Legal experts speak on NC death penalty

CAPE FEAR AREA, NC (WWAY) — A Columbus County man was sentenced to death last month, and the New Hanover County District Attorney’s Office convinced a judge on Thursday, to try a murder case as a capital case.

It’s been 17 years since someone on death row in North Carolina was executed.

WWAY spoke with legal experts about capital punishment in North Carolina, and the civil litigations that have led to the state not performing any executions since 2006.

There are 137 inmates currently on death row in North Carolina.

According to a 2021 study by a professor at Appalachian State University, North Carolina had the largest decline in death sentences of all 50 states, when compared with the annual number of death sentences in the 1990s and 2000s.

New Hanover County District Attorney Ben David discussed what leads a case to be considered by the prosecution for the death penalty.

“There are many times, where the legislature has said that a first degree murder, goes beyond a otherwise –terrible case, to become capital or death penalty eligible. When those aggravating circumstances are present, since the year 2000, prosecutors have been given the discretion to seek the death penalty. Before that, we had to seek it, if any one of more of those aggravating circumstances were present,” said Ben David, New Hanover County District Attorney.

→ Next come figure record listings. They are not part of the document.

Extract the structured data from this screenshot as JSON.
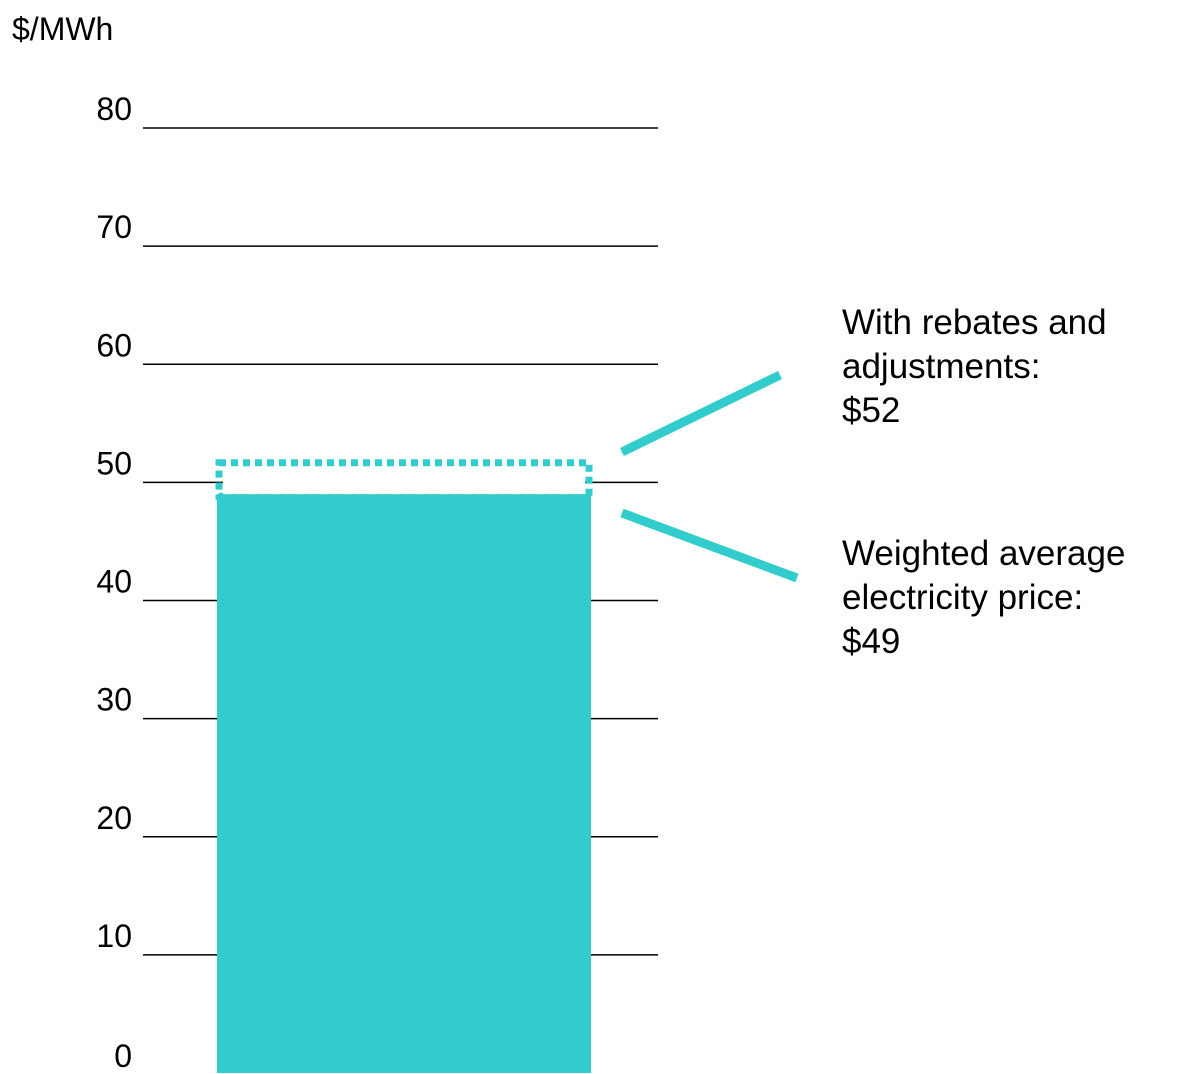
{
  "chart_data": {
    "type": "bar",
    "ylabel": "$/MWh",
    "ylim": [
      0,
      80
    ],
    "yticks": [
      0,
      10,
      20,
      30,
      40,
      50,
      60,
      70,
      80
    ],
    "grid": true,
    "categories": [
      ""
    ],
    "series": [
      {
        "values": [
          49
        ],
        "color": "#33cccc",
        "style": "solid"
      },
      {
        "values": [
          52
        ],
        "color": "#33cccc",
        "style": "dotted-outline"
      }
    ],
    "annotations": [
      {
        "target": 52,
        "lines": [
          "With rebates and",
          "adjustments:",
          "$52"
        ]
      },
      {
        "target": 49,
        "lines": [
          "Weighted average",
          "electricity price:",
          "$49"
        ]
      }
    ]
  },
  "colors": {
    "accent": "#33cccc",
    "grid": "#000000",
    "text": "#000000"
  }
}
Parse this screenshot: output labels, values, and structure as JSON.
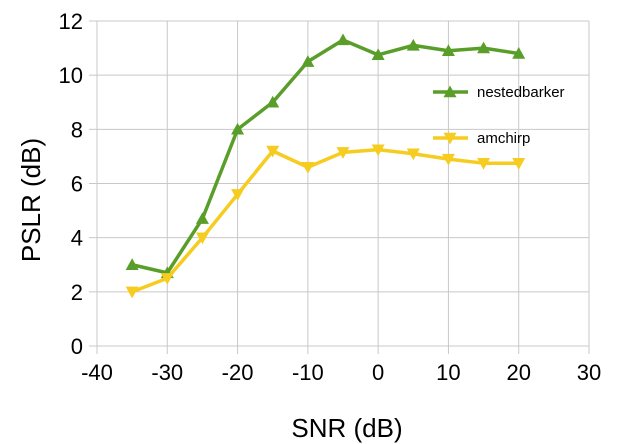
{
  "chart_data": {
    "type": "line",
    "xlabel": "SNR (dB)",
    "ylabel": "PSLR (dB)",
    "xlim": [
      -40,
      30
    ],
    "ylim": [
      0,
      12
    ],
    "xticks": [
      -40,
      -30,
      -20,
      -10,
      0,
      10,
      20,
      30
    ],
    "yticks": [
      0,
      2,
      4,
      6,
      8,
      10,
      12
    ],
    "x_tick_labels": [
      "-40",
      "-30",
      "-20",
      "-10",
      "0",
      "10",
      "20",
      "30"
    ],
    "y_tick_labels": [
      "0",
      "2",
      "4",
      "6",
      "8",
      "10",
      "12"
    ],
    "grid": true,
    "legend_position": "right",
    "series": [
      {
        "name": "nestedbarker",
        "color": "#5a9e2a",
        "marker": "triangle-up",
        "x": [
          -35,
          -30,
          -25,
          -20,
          -15,
          -10,
          -5,
          0,
          5,
          10,
          15,
          20
        ],
        "y": [
          3.0,
          2.7,
          4.7,
          8.0,
          9.0,
          10.5,
          11.3,
          10.75,
          11.1,
          10.9,
          11.0,
          10.8
        ]
      },
      {
        "name": "amchirp",
        "color": "#f5cc1f",
        "marker": "triangle-down",
        "x": [
          -35,
          -30,
          -25,
          -20,
          -15,
          -10,
          -5,
          0,
          5,
          10,
          15,
          20
        ],
        "y": [
          2.0,
          2.5,
          4.0,
          5.6,
          7.2,
          6.6,
          7.15,
          7.25,
          7.1,
          6.9,
          6.75,
          6.75
        ]
      }
    ]
  }
}
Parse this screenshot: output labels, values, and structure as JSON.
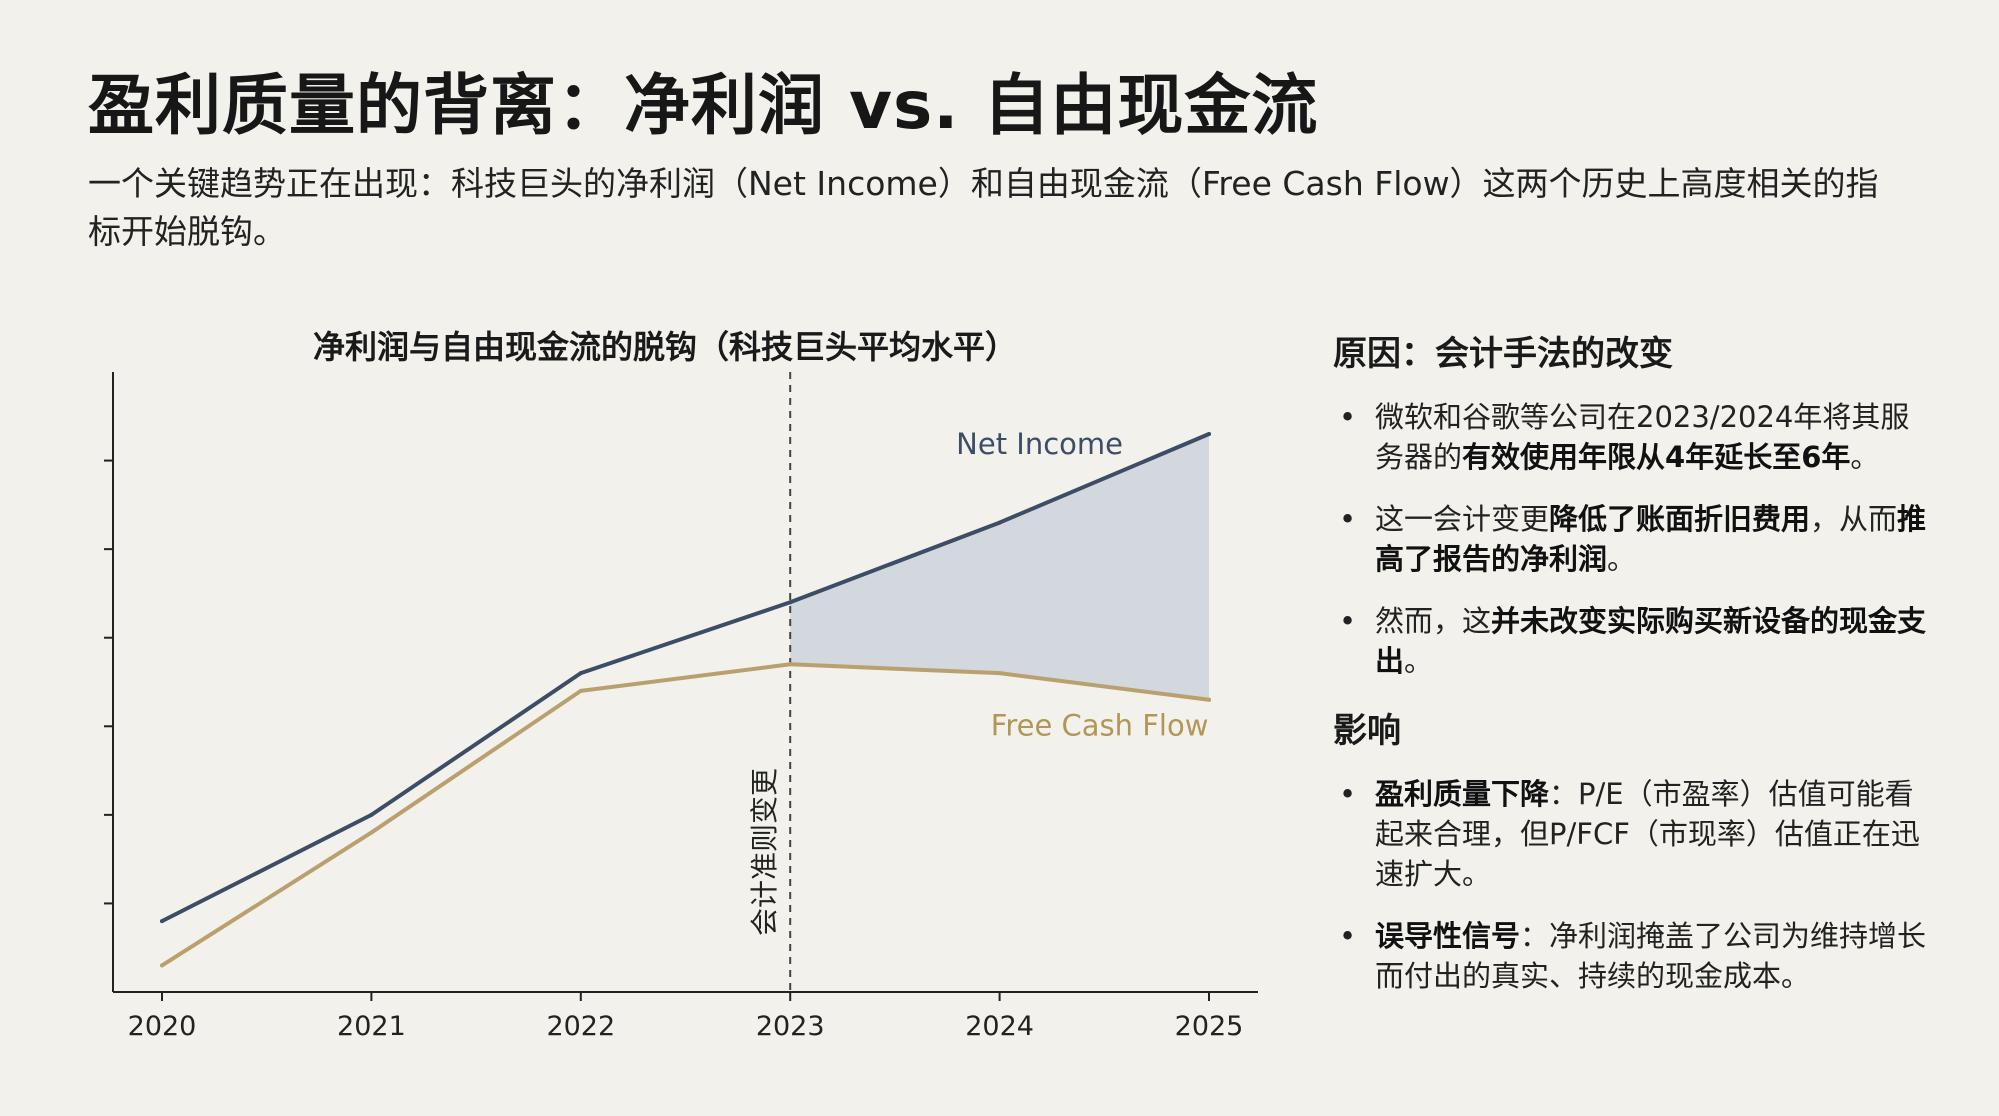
{
  "header": {
    "title": "盈利质量的背离：净利润 vs. 自由现金流",
    "subtitle": "一个关键趋势正在出现：科技巨头的净利润（Net Income）和自由现金流（Free Cash Flow）这两个历史上高度相关的指标开始脱钩。"
  },
  "chart_data": {
    "type": "line",
    "title": "净利润与自由现金流的脱钩（科技巨头平均水平）",
    "x": [
      "2020",
      "2021",
      "2022",
      "2023",
      "2024",
      "2025"
    ],
    "series": [
      {
        "name": "Net Income",
        "values": [
          0.8,
          2.0,
          3.6,
          4.4,
          5.3,
          6.3
        ],
        "color": "#3d4d66"
      },
      {
        "name": "Free Cash Flow",
        "values": [
          0.3,
          1.8,
          3.4,
          3.7,
          3.6,
          3.3
        ],
        "color": "#b9a06e"
      }
    ],
    "ylim": [
      0,
      7
    ],
    "y_ticks_labeled": false,
    "grid": false,
    "shaded_gap": {
      "from": "2023",
      "to": "2025",
      "color": "#d3d7de"
    },
    "annotation": {
      "x": "2023",
      "label": "会计准则变更",
      "style": "dashed-vertical"
    },
    "xlabel": "",
    "ylabel": ""
  },
  "panel": {
    "reason": {
      "heading": "原因：会计手法的改变",
      "bullets": [
        {
          "parts": [
            {
              "t": "微软和谷歌等公司在2023/2024年将其服务器的"
            },
            {
              "t": "有效使用年限从4年延长至6年",
              "b": true
            },
            {
              "t": "。"
            }
          ]
        },
        {
          "parts": [
            {
              "t": "这一会计变更"
            },
            {
              "t": "降低了账面折旧费用",
              "b": true
            },
            {
              "t": "，从而"
            },
            {
              "t": "推高了报告的净利润",
              "b": true
            },
            {
              "t": "。"
            }
          ]
        },
        {
          "parts": [
            {
              "t": "然而，这"
            },
            {
              "t": "并未改变实际购买新设备的现金支出",
              "b": true
            },
            {
              "t": "。"
            }
          ]
        }
      ]
    },
    "impact": {
      "heading": "影响",
      "bullets": [
        {
          "parts": [
            {
              "t": "盈利质量下降",
              "b": true
            },
            {
              "t": "：P/E（市盈率）估值可能看起来合理，但P/FCF（市现率）估值正在迅速扩大。"
            }
          ]
        },
        {
          "parts": [
            {
              "t": "误导性信号",
              "b": true
            },
            {
              "t": "：净利润掩盖了公司为维持增长而付出的真实、持续的现金成本。"
            }
          ]
        }
      ]
    }
  }
}
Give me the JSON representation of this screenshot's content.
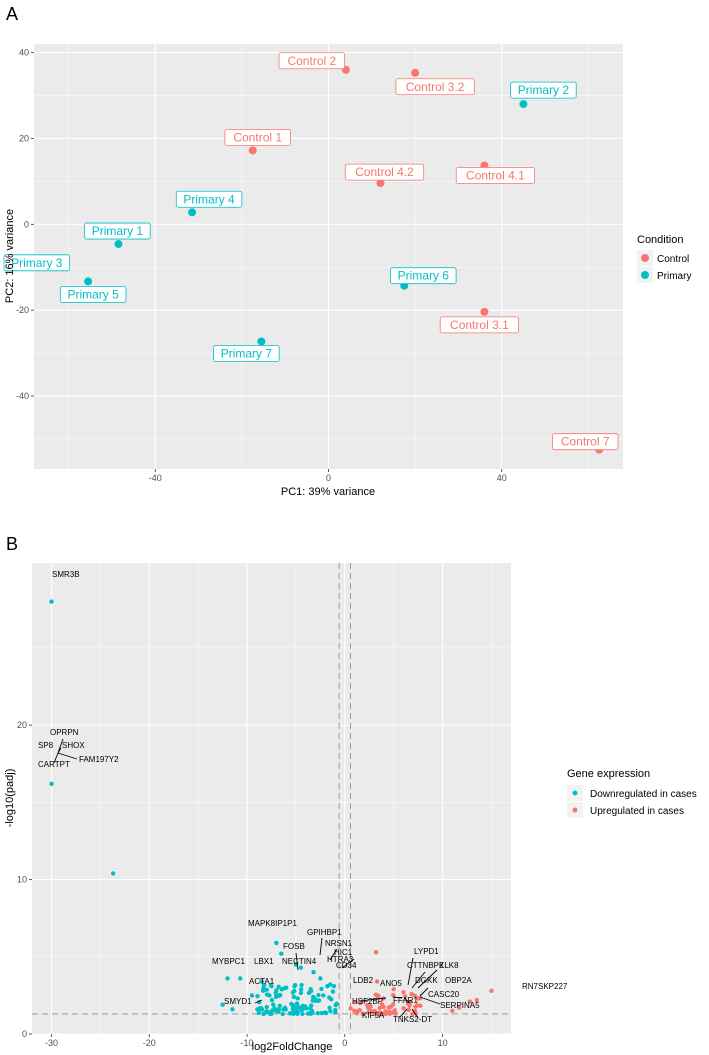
{
  "panels": {
    "a": "A",
    "b": "B"
  },
  "colors": {
    "control": "#F8766D",
    "primary": "#00BFC4",
    "panel_bg": "#EBEBEB",
    "grid": "#FFFFFF"
  },
  "chart_data": [
    {
      "type": "scatter",
      "panel": "A",
      "xlabel": "PC1: 39% variance",
      "ylabel": "PC2: 16% variance",
      "xlim": [
        -68,
        68
      ],
      "ylim": [
        -57,
        42
      ],
      "xticks": [
        -40,
        0,
        40
      ],
      "yticks": [
        40,
        20,
        0,
        -20,
        -40
      ],
      "legend": {
        "title": "Condition",
        "position": "right",
        "entries": [
          {
            "label": "Control",
            "group": "control"
          },
          {
            "label": "Primary",
            "group": "primary"
          }
        ]
      },
      "points": [
        {
          "name": "Control 2",
          "group": "control",
          "x": 4,
          "y": 36
        },
        {
          "name": "Control 3.2",
          "group": "control",
          "x": 20,
          "y": 35.3
        },
        {
          "name": "Primary 2",
          "group": "primary",
          "x": 45,
          "y": 28
        },
        {
          "name": "Control 1",
          "group": "control",
          "x": -17.5,
          "y": 17.2
        },
        {
          "name": "Control 4.2",
          "group": "control",
          "x": 12,
          "y": 9.6
        },
        {
          "name": "Control 4.1",
          "group": "control",
          "x": 36,
          "y": 13.7
        },
        {
          "name": "Primary 4",
          "group": "primary",
          "x": -31.5,
          "y": 2.8
        },
        {
          "name": "Primary 1",
          "group": "primary",
          "x": -48.5,
          "y": -4.6
        },
        {
          "name": "Primary 3",
          "group": "primary",
          "x": -62.5,
          "y": -8.5
        },
        {
          "name": "Primary 5",
          "group": "primary",
          "x": -55.5,
          "y": -13.3
        },
        {
          "name": "Primary 6",
          "group": "primary",
          "x": 17.5,
          "y": -14.3
        },
        {
          "name": "Control 3.1",
          "group": "control",
          "x": 36,
          "y": -20.4
        },
        {
          "name": "Primary 7",
          "group": "primary",
          "x": -15.5,
          "y": -27.3
        },
        {
          "name": "Control 7",
          "group": "control",
          "x": 62.5,
          "y": -52.5
        }
      ]
    },
    {
      "type": "scatter",
      "panel": "B",
      "xlabel": "log2FoldChange",
      "ylabel": "-log10(padj)",
      "xlim": [
        -32,
        17
      ],
      "ylim": [
        0,
        30.5
      ],
      "xticks": [
        -30,
        -20,
        -10,
        0,
        10
      ],
      "yticks": [
        0,
        10,
        20
      ],
      "vlines": [
        -0.58,
        0.58
      ],
      "hline": 1.3,
      "legend": {
        "title": "Gene expression",
        "position": "right",
        "entries": [
          {
            "label": "Downregulated in cases",
            "group": "down"
          },
          {
            "label": "Upregulated in cases",
            "group": "up"
          }
        ]
      },
      "points": [
        {
          "x": -30,
          "y": 28,
          "group": "down"
        },
        {
          "x": -30,
          "y": 16.2,
          "group": "down"
        },
        {
          "x": -23.7,
          "y": 10.4,
          "group": "down"
        },
        {
          "x": -7,
          "y": 5.9,
          "group": "down"
        },
        {
          "x": -6.5,
          "y": 5.2,
          "group": "down"
        },
        {
          "x": -5,
          "y": 4.5,
          "group": "down"
        },
        {
          "x": -4.5,
          "y": 4.3,
          "group": "down"
        },
        {
          "x": -3.2,
          "y": 4.0,
          "group": "down"
        },
        {
          "x": -2.5,
          "y": 3.6,
          "group": "down"
        },
        {
          "x": -1.5,
          "y": 3.2,
          "group": "down"
        },
        {
          "x": -7.5,
          "y": 3.1,
          "group": "down"
        },
        {
          "x": -12,
          "y": 3.6,
          "group": "down"
        },
        {
          "x": -10.7,
          "y": 3.6,
          "group": "down"
        },
        {
          "x": -8.5,
          "y": 3.4,
          "group": "down"
        },
        {
          "x": -9.5,
          "y": 2.5,
          "group": "down"
        },
        {
          "x": -12.5,
          "y": 1.9,
          "group": "down"
        },
        {
          "x": -11.5,
          "y": 1.6,
          "group": "down"
        },
        {
          "x": -6,
          "y": 3.0,
          "group": "down"
        },
        {
          "x": -3.5,
          "y": 2.9,
          "group": "down"
        },
        {
          "x": -2.2,
          "y": 2.5,
          "group": "down"
        },
        {
          "x": 3.2,
          "y": 5.3,
          "group": "up"
        },
        {
          "x": 3.3,
          "y": 3.4,
          "group": "up"
        },
        {
          "x": 5,
          "y": 2.9,
          "group": "up"
        },
        {
          "x": 6,
          "y": 2.7,
          "group": "up"
        },
        {
          "x": 11,
          "y": 1.5,
          "group": "up"
        },
        {
          "x": 11.7,
          "y": 1.7,
          "group": "up"
        },
        {
          "x": 12.8,
          "y": 2.1,
          "group": "up"
        },
        {
          "x": 13.5,
          "y": 2.2,
          "group": "up"
        },
        {
          "x": 15,
          "y": 2.8,
          "group": "up"
        },
        {
          "x": 7.5,
          "y": 2.3,
          "group": "up"
        }
      ],
      "down_cluster": {
        "x_range": [
          -9,
          -0.6
        ],
        "y_range": [
          1.3,
          3.2
        ],
        "count": 110
      },
      "up_cluster": {
        "x_range": [
          0.6,
          8
        ],
        "y_range": [
          1.3,
          2.6
        ],
        "count": 60
      },
      "gene_labels": [
        "SMR3B",
        "OPRPN",
        "SP8",
        "SHOX",
        "CARTPT",
        "FAM197Y2",
        "MAPK8IP1P1",
        "GPIHBP1",
        "NRSN1",
        "FOSB",
        "NECTIN4",
        "HTRA3",
        "HIC1",
        "CD34",
        "MYBPC1",
        "LBX1",
        "ACTA1",
        "SMYD1",
        "LDB2",
        "LYPD1",
        "CTTNBP2",
        "KLK8",
        "DGKK",
        "OBP2A",
        "ANO5",
        "CASC20",
        "HSF2BP",
        "FFAR1",
        "SERPINA5",
        "KIF5A",
        "TNKS2-DT",
        "RN7SKP227"
      ]
    }
  ]
}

The pause in executions are due to ongoing lawsuits surrounding lethal injection, and the racial justice act.

“You know, the theory is if we can’t do it in a way that is humane, then perhaps we shouldn’t be carrying it out those death sentences, and then on top of that you have a number of death row inmates that have been exonerated through the efforts of places like the Innocence Project or the Center for Death Penalty Litigation,” said Kevin Marcilliat, Roberts Law Group partner.

A spokesperson with the Center for Death Penalty Litigation, a nonprofit which represents people on death row in North Carolina, says even if executions were to resume, only after all pending litigation over lethal injection and the RJA are resolved, which is unlikely to happen in the near future, it’s a lengthy process.

“Most of the people on death row, would still have appeals, -appeals in death penalty cases are very complex and last a long time –for very good reason, and so most of them have appeals in individual cases as well. There would be a good number, at least a couple dozen, who would have reached the end of their appeals process in their individual cases, and I suppose execution dates could be set for those people,” said Kristin Collins, Center for Death Penalty Litigation Public Information Director.

Due to the ongoing litigation surrounding death penalty executions, the NC Department of Justice says it cannot comment.

According to a 2022 report by Death Row USA, North Carolina ranks in 5th for states with the most prisoners on death row.